Employers often believe there is no way to avoid employee claims and lawsuits, so they do nothing at all to prevent them. Or, employers, especially small employers, try to avoid any conflicts with employees and take a hands-off approach to managing employees for fear of causing a claim or lawsuit. Unfortunately, these passive approaches are not stemming claims, especially in California. As reported by the California Chamber of Commerce, employment claims and suits are on the rise, with wage and hour class action suits and retaliation claims leading the charge. Understanding the ever changing federal, state, and local laws affecting the employment relationship is critical to avoiding and reducing these costly suits. While nothing can prevent an employee from suing, the “do nothing approach” typically increases the probability, difficulty, and expense of employee lawsuits. But, employers can take some simple steps to reduce the risks of employment claims.
First, employers need to document the employment relationship. This means having clear and written discrimination, harassment, and retaliation policies that are not simply posted in a break room. Documenting that the employer is telling its employees about these policies and that employees are hearing them is essential. Documentation could be as simple as content-specific sign-in sheets at mandatory training meetings and keeping copies of the training materials. It also means writing up accurate employee evaluations, documenting warnings and disciplinary events, and memorializing review of the evaluations and disciplinary measures with the employee. And, obtain the employees signature on evaluation and warnings/discipline documents.
Be sure employee-specific documents (e.g., employee evaluations, discipline warnings, discipline actions, etc.) are maintained in the employee’s personnel file and that the file is current. Many states, including California, give employees and former employees the right to inspect at least portions of their personnel files.
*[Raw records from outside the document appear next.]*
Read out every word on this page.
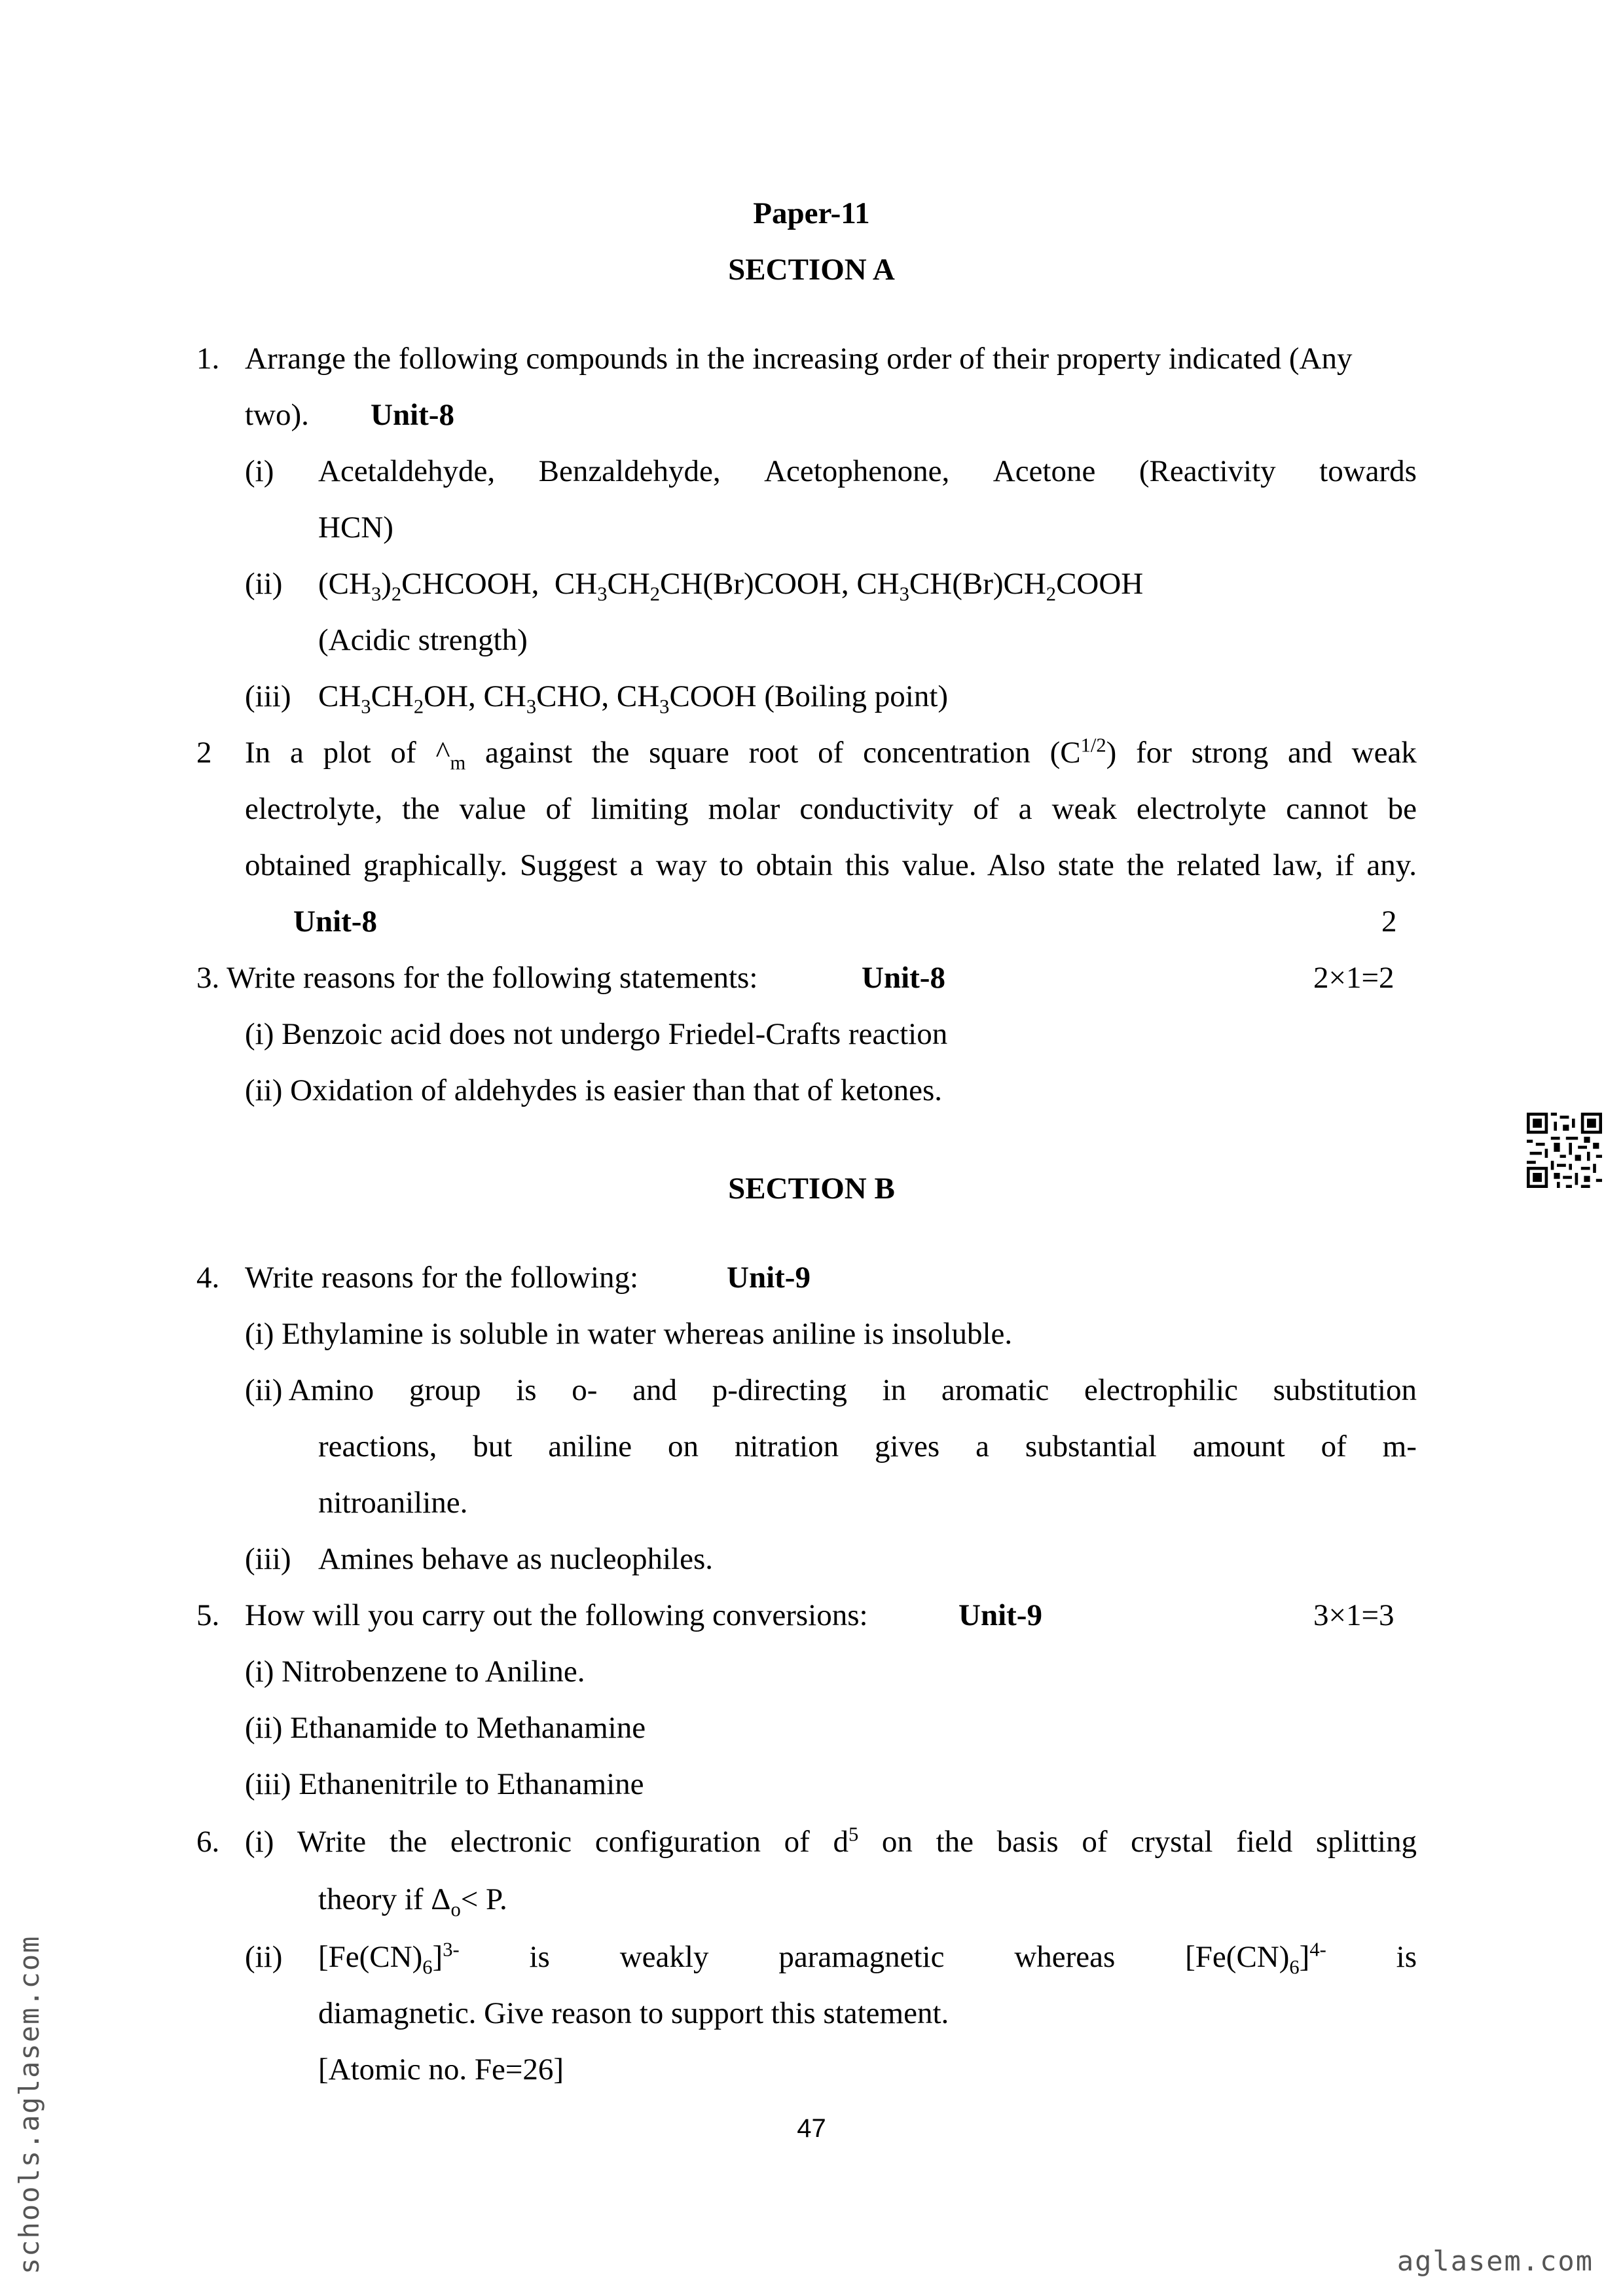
Paper-11
SECTION A
1. Arrange the following compounds in the increasing order of their property indicated (Any
two). Unit-8
(i) Acetaldehyde, Benzaldehyde, Acetophenone, Acetone (Reactivity towards
HCN)
(ii) $(CH_3)_2CHCOOH$, $CH_3CH_2CH(Br)COOH$, $CH_3CH(Br)CH_2COOH$
(Acidic strength)
(iii) $CH_3CH_2OH$, $CH_3CHO$, $CH_3COOH$ (Boiling point)
2 In a plot of $\^{}_m$ against the square root of concentration $(C^{1/2})$ for strong and weak
electrolyte, the value of limiting molar conductivity of a weak electrolyte cannot be
obtained graphically. Suggest a way to obtain this value. Also state the related law, if any.
Unit-8	2
3. Write reasons for the following statements:	Unit-8	2×1=2
(i) Benzoic acid does not undergo Friedel-Crafts reaction
(ii) Oxidation of aldehydes is easier than that of ketones.
SECTION B
4. Write reasons for the following:	Unit-9
(i) Ethylamine is soluble in water whereas aniline is insoluble.
(ii) Amino group is o- and p-directing in aromatic electrophilic substitution
reactions, but aniline on nitration gives a substantial amount of m-
nitroaniline.
(iii) Amines behave as nucleophiles.
5. How will you carry out the following conversions:	Unit-9	3×1=3
(i) Nitrobenzene to Aniline.
(ii) Ethanamide to Methanamine
(iii) Ethanenitrile to Ethanamine
6. (i) Write the electronic configuration of $d^5$ on the basis of crystal field splitting
theory if $\Delta_o< P$.
(ii) $[Fe(CN)_6]^{3-}$ is weakly paramagnetic whereas $[Fe(CN)_6]^{4-}$ is
diamagnetic. Give reason to support this statement.
[Atomic no. Fe=26]
47
schools.aglasem.com	aglasem.com
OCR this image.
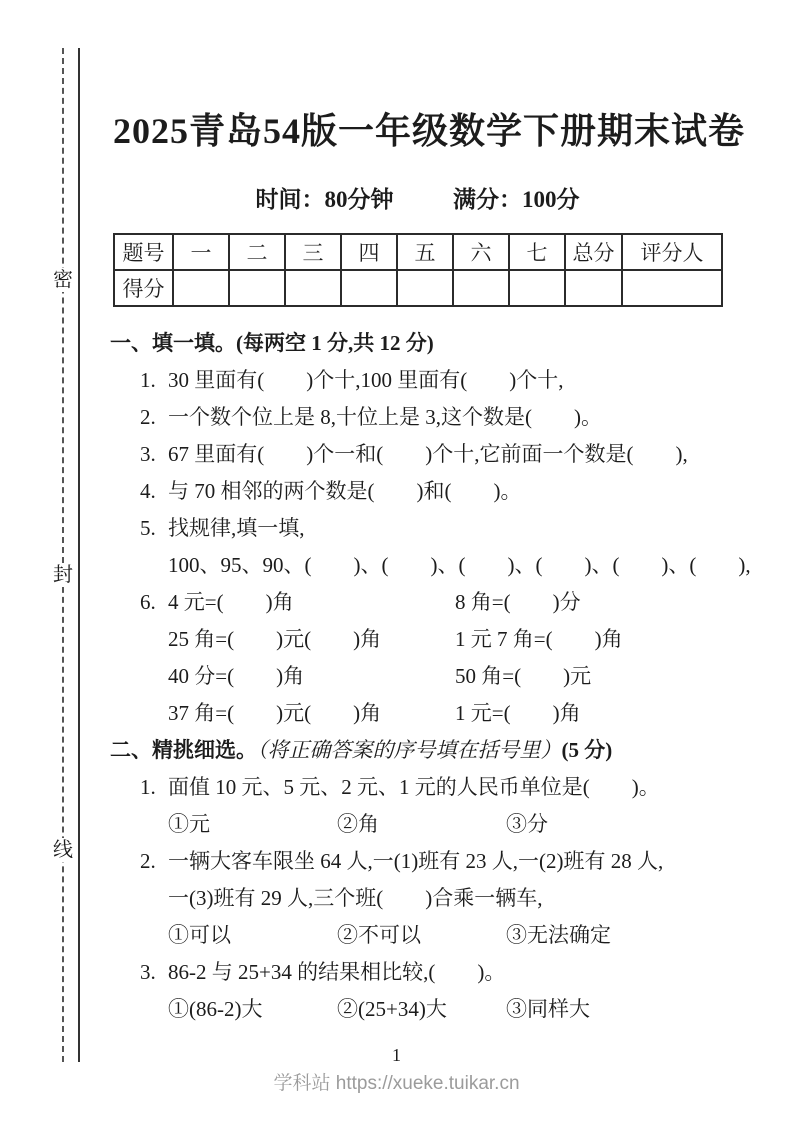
密
封
线
2025青岛54版一年级数学下册期末试卷
时间：80分钟	满分：100分
题号	一	二	三	四	五	六	七	总分	评分人
得分									
一、填一填。(每两空 1 分,共 12 分)
1. 30 里面有(　　)个十,100 里面有(　　)个十,
2. 一个数个位上是 8,十位上是 3,这个数是(　　)。
3. 67 里面有(　　)个一和(　　)个十,它前面一个数是(　　),
4. 与 70 相邻的两个数是(　　)和(　　)。
5. 找规律,填一填,
100、95、90、(　　)、(　　)、(　　)、(　　)、(　　)、(　　),
6. 4 元=(　　)角	8 角=(　　)分
25 角=(　　)元(　　)角	1 元 7 角=(　　)角
40 分=(　　)角	50 角=(　　)元
37 角=(　　)元(　　)角	1 元=(　　)角
二、精挑细选。（将正确答案的序号填在括号里）(5 分)
1. 面值 10 元、5 元、2 元、1 元的人民币单位是(　　)。
①元	②角	③分
2. 一辆大客车限坐 64 人,一(1)班有 23 人,一(2)班有 28 人,
一(3)班有 29 人,三个班(　　)合乘一辆车,
①可以	②不可以	③无法确定
3. 86-2 与 25+34 的结果相比较,(　　)。
①(86-2)大	②(25+34)大	③同样大
1
学科站 https://xueke.tuikar.cn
Incomplete personnel files that are inspected or copied by current or former employees (or their attorneys) will make it difficult for employers to later add pre-inspection materials without an accusation that the employer violated the applicable state law or that the materials are a pretext or made up to justify some adverse employment action such as a termination or demotion.
Ultimately, an employee who knows poor performance has been documented is less likely to file suit because a known paper trail exists in the personnel file. And, an interested plaintiff’s attorney seeing a well-documented personnel file might reconsider taking on a claim or suit arising from that employment relationship. A good general rule for employers is: If it isn’t in writing, it didn’t happen. So, document the file.
Second, investigate! Employers often fail to investigate an employee’s complaint of discrimination, harassment, or retaliation, sometimes not realizing that the employee is articulating one. If the employer’s response to an employee complaint of sexual harassment is, “We don’t need to do anything, it seems like griping,” then that employer’s inaction has dramatically increased the risk of being sued. Instead, the employer should investigate to understand the complaint and its factual basis, and should document that investigation and its outcome. Remember, an employee does not need to be “in the right” to have an employment claim. For instance, the employee might be 100% wrong about witnessing what they believe is discrimination, but if they complain about it, then the employer should investigate by following company procedures (hopefully, the employer has a written investigation policy). Also, be careful about disciplining or terminating an employee who recently complained about harassment, discrimination, or retaliation – that adverse employment action might be the basis of a retaliation claim by the employee. As a precaution, at the start of the investigation, the complaining employee should be assured that he or she will not be retaliated against for making the complaint, witnesses should be similarly assured, and the alleged bad actor should be warned that company policy prohibits such retaliation.
An employer should check with an HR professional or an employment lawyer to determine whether and what investigation materials must be kept in the investigated employee’s personnel file. For example, in California, investigation records should not be kept in a personnel file, although relevant disciplinary action, counseling or other direct communications should be placed in the file.
Obviously, employers should also have written policies that tell employees how to lodge complaints, and how their complaints are processed or investigated. Also, the policies should offer a complaint process that doesn’t involve the employee’s supervisor in the event that supervisor is the accused bad actor. Examples include open-door policies (designating any other supervisor, etc. as an acceptable recipient of a complaint) and “hot lines” (telephone or email) by which an employee may lodge a complaint via a third-party vendor.
Learning how to implement these suggestions can seem overwhelming in practice. But, investing time in the employment relationship on the front-end will save time and money in the long run, reducing the length of litigation and perhaps avoiding it altogether.